Cindy still remembers the kindness of the Providence police officers, who caught her assailant, and the justice she found in the courts, which sentenced her 16-year-old attacker to six years in prison.

Above all, Cindy remembers the never-flagging compassion and help from the center’s advocates, how they guided her and her family through the aftermath. “At no point in time did they leave my side, or my family’s side,” she said yesterday, outside a fundraiser luncheon held at The Westin Providence to commemorate Day One’s 35th anniversary.

She was one of about 400 people attending the $125-a-plate fundraiser luncheon, and about 100 people purchased $500 tickets for a private reception and photo with the event’s keynote speaker, actress Mariska Hargitay, who plays sex-crimes detective Olivia Benson on NBC’s Law & Order: Special Victims Unit. Hargitay is also the president of the Joyful Heart Foundation, which offers rape survivors “healing retreats” in Hawaii that include swimming with dolphins.

As Hargitay spoke at the luncheon, she recalled letters from fans who told her that they had been sexually assaulted but were afraid to seek help. (Peg Langhammer, Day One’s executive director, says that although statistics show that one in eight Rhode Island women are sexually assaulted, it’s estimated that more than 74 percent of sexual assaults are never reported to the police.)

“They said, ‘I was raped when I was 15. I’m 40 now and I’ve never told anyone.’ … ‘My father is doing things to my sister and I want him to stop. Will you help me?’ ” Hargitay said of the letters. She paused in the silence and appeared to become teary. “I’m a crier,” she explained to the crowd. “But [sexual assault] is just so prevalent. It’s so good we get to talk about this.”

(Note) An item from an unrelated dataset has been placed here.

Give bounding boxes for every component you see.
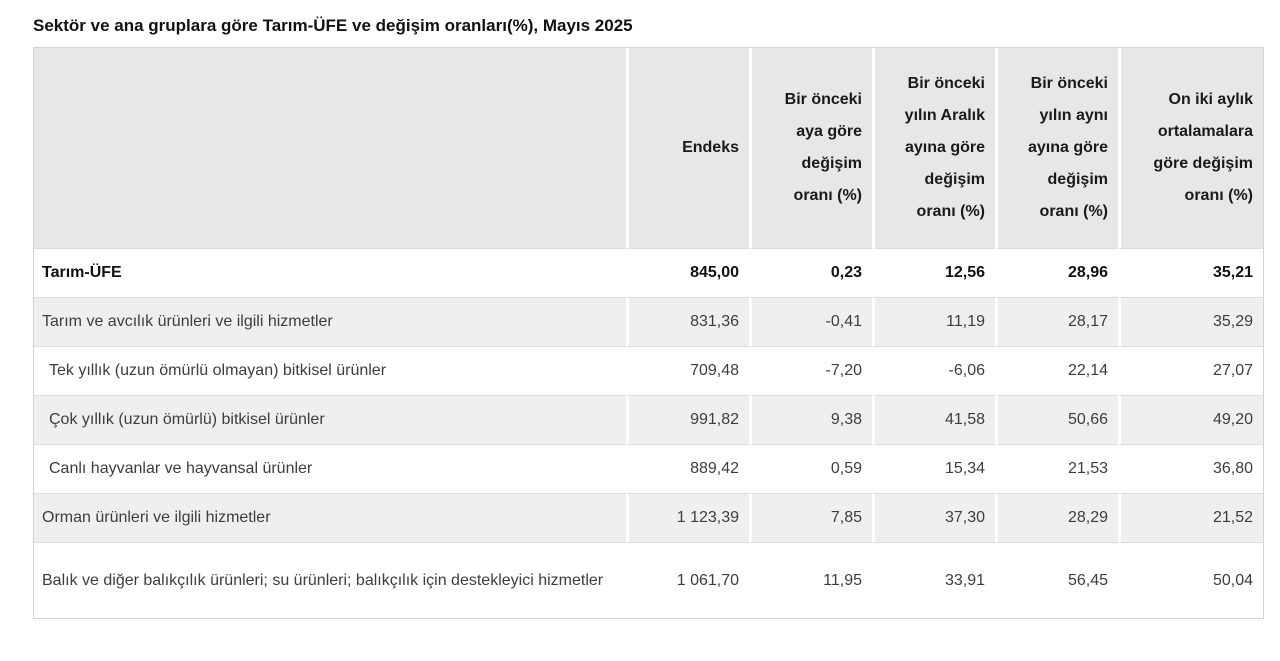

Hargitay said that the letters, coupled with her own trauma of the death of her mother, Jayne Mansfield, who died in a car crash when Hargitay was 3, and her own life-changing car crash at 34, motivated her to form the nonprofit foundation to help sexual assault victims heal by swimming with dolphins.

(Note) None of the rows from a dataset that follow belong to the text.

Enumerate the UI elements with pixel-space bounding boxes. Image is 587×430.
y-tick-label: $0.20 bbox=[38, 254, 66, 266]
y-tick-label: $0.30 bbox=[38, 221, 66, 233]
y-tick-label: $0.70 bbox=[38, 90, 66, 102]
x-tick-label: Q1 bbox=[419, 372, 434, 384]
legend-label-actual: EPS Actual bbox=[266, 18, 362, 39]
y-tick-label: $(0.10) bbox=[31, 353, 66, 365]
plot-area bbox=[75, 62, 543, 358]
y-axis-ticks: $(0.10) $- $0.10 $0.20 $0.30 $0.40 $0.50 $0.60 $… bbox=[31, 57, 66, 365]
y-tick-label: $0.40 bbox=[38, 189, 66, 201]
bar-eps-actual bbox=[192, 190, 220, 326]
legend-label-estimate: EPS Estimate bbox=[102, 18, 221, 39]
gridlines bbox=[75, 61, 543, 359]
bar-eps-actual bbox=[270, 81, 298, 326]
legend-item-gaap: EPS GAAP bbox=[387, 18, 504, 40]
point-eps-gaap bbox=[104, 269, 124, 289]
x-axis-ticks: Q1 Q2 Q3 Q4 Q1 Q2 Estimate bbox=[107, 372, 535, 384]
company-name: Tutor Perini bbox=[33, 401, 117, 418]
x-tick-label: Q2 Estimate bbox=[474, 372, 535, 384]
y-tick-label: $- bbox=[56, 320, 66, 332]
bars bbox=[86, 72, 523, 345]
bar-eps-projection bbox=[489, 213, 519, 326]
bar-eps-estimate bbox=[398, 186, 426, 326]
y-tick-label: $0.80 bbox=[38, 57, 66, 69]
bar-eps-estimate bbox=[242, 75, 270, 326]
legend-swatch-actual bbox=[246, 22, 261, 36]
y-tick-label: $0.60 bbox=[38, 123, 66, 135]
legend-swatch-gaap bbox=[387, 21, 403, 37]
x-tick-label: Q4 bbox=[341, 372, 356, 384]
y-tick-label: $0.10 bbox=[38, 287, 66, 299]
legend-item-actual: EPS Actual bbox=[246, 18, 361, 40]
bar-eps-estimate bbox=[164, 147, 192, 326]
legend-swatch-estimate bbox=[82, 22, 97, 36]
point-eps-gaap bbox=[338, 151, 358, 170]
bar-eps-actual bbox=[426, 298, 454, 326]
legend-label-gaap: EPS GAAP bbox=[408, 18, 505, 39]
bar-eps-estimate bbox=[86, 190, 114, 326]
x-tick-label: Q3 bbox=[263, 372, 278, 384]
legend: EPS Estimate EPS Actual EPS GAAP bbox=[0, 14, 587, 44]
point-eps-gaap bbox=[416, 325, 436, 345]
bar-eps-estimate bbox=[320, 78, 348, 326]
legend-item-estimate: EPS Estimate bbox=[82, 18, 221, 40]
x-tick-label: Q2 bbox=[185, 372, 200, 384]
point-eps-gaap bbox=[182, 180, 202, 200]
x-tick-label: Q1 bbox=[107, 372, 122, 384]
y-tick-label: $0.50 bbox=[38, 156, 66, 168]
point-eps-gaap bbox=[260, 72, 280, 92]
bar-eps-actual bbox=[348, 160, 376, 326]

“I look back on the two accidents that profoundly changed my life, and I feel sad about them,” said Hargitay, now 44. But she said she was grateful for the moments that came after her crash –– her marriage, her son, her role on Special Victims Unit.

“I didn’t know that I’d be on a TV show that would be so much more, or that I’d give voice to victims of sexual assaults,” Hargitay said. “I didn’t know that I would be part of the effort to change the way a country dialogues about this.”

She praised the work of Day One, and the courage of Cindy, who attended the event with her family and who appeared in a video for Day One shown at the fundraiser.

Cindy spoke to a Journal reporter and in a video on projo.com, although she asked that her last name and out-of-state residence not be identified; she still fears her attacker will find her. But as her husband stood nearby, Cindy spoke with strength as she related how the attack had changed her life.

“Believe in yourself. Make every moment count. Don’t wait,” she said. “Because you never know when it can be taken away from you.”